Il processo al cineasta è stato uno dei più imponenti effetti domino della storia: dalle denunce di un paio di donne, a poco a poco, hanno iniziato a susseguirsi quelle di persone più in vista, iniziando da attrici famose ma non celebri come appunto la McGowan e la Argento ma arrivando poi anche a nomi come la Jolie e la Paltrow – quest’ultima fra l’altro era stata precedentemente l’unica ad affrontarlo, denunciando pubblicamente i suoi comportamenti sconvenienti già a fine anni ’90. In base a quello che è emerso, tuttavia, il comportamento criminoso di Harvey Weinstein non riguardava “soltanto” gli abusi in sé e per sé, ma anche il modo criminale in cui ha messo il bastoni fra le ruote alle attrici che in passato avevano minacciato di denunciare tutto.
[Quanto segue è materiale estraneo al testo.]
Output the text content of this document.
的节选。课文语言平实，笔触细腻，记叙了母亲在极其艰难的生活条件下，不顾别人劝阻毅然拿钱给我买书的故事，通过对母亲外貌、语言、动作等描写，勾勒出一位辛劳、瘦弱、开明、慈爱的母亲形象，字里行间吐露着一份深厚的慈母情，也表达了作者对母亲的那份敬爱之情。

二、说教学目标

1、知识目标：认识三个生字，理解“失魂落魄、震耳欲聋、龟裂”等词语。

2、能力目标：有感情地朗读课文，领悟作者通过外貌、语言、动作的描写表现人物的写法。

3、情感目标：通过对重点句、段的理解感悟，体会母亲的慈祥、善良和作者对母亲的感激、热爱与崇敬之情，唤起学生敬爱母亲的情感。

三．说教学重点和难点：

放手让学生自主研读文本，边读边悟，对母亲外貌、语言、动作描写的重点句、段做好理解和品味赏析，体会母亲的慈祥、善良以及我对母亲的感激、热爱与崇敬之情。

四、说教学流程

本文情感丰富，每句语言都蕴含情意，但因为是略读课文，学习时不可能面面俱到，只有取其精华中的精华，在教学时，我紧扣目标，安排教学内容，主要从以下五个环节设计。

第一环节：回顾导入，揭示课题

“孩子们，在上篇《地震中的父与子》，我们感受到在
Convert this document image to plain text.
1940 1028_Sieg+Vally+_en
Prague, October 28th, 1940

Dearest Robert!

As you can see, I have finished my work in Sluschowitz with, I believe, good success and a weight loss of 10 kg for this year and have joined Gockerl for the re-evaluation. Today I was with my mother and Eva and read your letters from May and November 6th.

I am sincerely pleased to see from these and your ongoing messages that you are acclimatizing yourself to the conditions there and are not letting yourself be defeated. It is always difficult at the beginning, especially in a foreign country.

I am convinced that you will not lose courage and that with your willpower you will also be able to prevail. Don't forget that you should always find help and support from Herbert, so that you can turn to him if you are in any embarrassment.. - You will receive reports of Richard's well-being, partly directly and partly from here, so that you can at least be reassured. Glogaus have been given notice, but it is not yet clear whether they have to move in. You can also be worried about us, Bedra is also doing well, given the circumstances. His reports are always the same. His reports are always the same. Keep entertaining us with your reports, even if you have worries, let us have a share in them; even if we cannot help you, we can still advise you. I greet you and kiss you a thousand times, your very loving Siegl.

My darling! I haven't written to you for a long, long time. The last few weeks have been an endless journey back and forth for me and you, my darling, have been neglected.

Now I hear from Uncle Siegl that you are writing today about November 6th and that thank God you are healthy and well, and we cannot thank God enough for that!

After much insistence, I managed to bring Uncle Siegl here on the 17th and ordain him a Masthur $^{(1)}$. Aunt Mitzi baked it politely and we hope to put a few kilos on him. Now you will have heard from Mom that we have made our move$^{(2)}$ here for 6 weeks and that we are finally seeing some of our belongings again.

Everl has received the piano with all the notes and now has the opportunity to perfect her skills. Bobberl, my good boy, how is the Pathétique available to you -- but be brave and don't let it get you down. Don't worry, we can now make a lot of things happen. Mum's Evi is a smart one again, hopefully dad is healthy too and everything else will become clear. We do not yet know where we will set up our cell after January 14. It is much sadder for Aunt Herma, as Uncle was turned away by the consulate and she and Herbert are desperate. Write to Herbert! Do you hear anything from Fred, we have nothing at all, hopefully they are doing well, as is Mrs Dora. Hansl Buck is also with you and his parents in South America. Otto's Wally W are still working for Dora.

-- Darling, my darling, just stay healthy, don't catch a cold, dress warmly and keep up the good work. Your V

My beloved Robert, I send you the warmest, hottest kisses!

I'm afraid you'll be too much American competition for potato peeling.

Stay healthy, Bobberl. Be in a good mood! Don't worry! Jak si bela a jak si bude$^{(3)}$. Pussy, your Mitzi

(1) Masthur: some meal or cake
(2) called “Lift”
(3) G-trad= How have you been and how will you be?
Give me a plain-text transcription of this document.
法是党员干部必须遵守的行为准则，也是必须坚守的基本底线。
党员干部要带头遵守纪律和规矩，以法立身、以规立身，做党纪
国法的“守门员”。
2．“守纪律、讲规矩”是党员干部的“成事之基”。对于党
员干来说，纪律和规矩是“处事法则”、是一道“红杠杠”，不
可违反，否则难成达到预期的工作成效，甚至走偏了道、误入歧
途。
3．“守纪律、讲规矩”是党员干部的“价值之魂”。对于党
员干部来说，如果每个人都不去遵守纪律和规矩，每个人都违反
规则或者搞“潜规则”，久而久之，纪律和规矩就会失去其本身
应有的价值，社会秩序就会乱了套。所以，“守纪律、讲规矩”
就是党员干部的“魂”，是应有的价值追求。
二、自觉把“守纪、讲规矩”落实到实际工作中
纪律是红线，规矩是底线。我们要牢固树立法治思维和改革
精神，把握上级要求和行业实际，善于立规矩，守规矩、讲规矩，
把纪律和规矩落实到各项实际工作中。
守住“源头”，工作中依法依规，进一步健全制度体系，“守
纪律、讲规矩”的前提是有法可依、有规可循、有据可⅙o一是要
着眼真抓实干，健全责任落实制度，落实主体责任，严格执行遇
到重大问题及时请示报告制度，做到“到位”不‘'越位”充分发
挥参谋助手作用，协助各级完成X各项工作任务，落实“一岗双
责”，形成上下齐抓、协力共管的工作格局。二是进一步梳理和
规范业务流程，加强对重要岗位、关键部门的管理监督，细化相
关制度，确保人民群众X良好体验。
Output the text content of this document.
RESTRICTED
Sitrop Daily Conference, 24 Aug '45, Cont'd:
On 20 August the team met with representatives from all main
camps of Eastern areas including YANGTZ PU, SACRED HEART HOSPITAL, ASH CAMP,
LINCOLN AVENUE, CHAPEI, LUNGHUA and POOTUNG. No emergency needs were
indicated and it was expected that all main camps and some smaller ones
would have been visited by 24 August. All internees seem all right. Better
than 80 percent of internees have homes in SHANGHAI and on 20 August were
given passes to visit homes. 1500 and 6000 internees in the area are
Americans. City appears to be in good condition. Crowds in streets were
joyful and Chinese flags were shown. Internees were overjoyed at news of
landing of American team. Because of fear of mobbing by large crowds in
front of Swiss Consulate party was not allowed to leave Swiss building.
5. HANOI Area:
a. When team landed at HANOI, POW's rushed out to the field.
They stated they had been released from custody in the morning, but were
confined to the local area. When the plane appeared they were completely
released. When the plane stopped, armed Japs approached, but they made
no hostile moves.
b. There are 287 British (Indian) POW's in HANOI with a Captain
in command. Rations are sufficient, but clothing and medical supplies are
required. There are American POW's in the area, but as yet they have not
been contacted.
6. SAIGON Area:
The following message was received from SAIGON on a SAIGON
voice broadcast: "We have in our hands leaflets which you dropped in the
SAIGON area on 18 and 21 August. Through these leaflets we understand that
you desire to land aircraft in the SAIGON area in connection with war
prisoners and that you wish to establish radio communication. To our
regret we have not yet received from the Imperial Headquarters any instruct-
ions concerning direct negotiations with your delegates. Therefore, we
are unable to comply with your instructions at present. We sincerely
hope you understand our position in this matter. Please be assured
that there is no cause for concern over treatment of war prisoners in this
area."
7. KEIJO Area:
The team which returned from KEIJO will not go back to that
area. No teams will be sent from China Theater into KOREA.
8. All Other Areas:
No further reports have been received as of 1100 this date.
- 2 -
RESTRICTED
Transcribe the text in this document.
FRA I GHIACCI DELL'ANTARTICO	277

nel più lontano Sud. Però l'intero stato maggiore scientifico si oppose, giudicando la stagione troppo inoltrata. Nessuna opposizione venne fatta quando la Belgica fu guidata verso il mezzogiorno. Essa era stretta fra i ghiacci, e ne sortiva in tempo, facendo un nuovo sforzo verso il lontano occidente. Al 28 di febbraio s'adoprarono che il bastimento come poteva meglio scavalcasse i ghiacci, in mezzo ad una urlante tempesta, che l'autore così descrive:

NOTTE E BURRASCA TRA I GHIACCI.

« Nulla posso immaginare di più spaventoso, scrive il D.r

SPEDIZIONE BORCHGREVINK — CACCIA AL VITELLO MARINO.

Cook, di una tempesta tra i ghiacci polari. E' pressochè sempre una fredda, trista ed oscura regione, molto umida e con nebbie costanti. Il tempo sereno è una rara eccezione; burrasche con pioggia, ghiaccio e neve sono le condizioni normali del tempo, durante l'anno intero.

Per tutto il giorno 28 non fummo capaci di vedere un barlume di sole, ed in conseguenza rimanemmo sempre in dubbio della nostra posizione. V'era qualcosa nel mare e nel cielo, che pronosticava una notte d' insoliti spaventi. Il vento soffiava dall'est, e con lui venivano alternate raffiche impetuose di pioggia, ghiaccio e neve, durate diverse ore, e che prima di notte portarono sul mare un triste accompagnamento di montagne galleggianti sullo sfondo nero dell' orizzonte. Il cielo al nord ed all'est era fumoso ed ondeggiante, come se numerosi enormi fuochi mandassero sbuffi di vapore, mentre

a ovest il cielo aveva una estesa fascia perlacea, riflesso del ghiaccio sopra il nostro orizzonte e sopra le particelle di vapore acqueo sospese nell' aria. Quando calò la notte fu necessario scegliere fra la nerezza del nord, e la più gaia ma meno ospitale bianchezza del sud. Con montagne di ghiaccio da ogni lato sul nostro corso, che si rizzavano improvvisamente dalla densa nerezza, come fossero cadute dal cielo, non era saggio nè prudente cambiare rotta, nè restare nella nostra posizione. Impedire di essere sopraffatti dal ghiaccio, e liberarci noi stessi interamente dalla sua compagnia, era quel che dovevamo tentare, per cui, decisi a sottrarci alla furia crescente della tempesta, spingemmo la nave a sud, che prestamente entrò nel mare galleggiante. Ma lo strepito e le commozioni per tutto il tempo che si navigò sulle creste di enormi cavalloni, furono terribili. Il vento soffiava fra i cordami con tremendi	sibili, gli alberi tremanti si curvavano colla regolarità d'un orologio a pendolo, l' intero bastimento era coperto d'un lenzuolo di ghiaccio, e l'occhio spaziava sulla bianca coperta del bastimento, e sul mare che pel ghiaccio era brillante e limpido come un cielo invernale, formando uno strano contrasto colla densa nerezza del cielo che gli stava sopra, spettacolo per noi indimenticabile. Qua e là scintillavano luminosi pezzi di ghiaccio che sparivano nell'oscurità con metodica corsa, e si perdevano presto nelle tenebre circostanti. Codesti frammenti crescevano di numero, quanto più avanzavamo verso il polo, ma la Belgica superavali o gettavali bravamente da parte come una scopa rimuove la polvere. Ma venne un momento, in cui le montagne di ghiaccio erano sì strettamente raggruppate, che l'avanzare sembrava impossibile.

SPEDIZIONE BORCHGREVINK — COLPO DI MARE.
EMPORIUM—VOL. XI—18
Harvey Weinstein: cos’ha fatto alle carriere di alcune attrici

Il ricatto in molti casi era, chiaramente, quello più classico di una società maschilista come quella in cui viviamo: sei brava e bella, ma se non vieni a letto con me non potrai più lavorare. O ancora: bene, sei stata a letto con me, ma se osi dire qualcosa a qualcuno non potrai più lavorare lo stesso. Attrici come Rose McGowan ed Anabella Sciorra hanno parlato chiaro in merito: la prima, diventata successivamente famosa per il ruolo di Paige in “Streghe”, ha dichiarato di aver ripiegato sulla televisione dopo un esordio cinematografico dopo aver ricevuto dal super-produttore il divieto di prendere parte a pellicole prodotte da lui; ancora peggiore il destino della seconda, che a causa del solo volere di Weinstein è passata da un esordio molto fortunato al quasi completo anonimato nel giro di pochi anni. Nessuno potrà ridare a queste donne la carriera a cui hanno dovuto rinunciare per un motivo a dir poco abbietto, ma adesso che un po’ di giustizia è stata fatta potranno quantomeno tirare un respiro di sollievo e sapere che difficilmente quello che è successo a loro capiterà ora a qualcun’altro.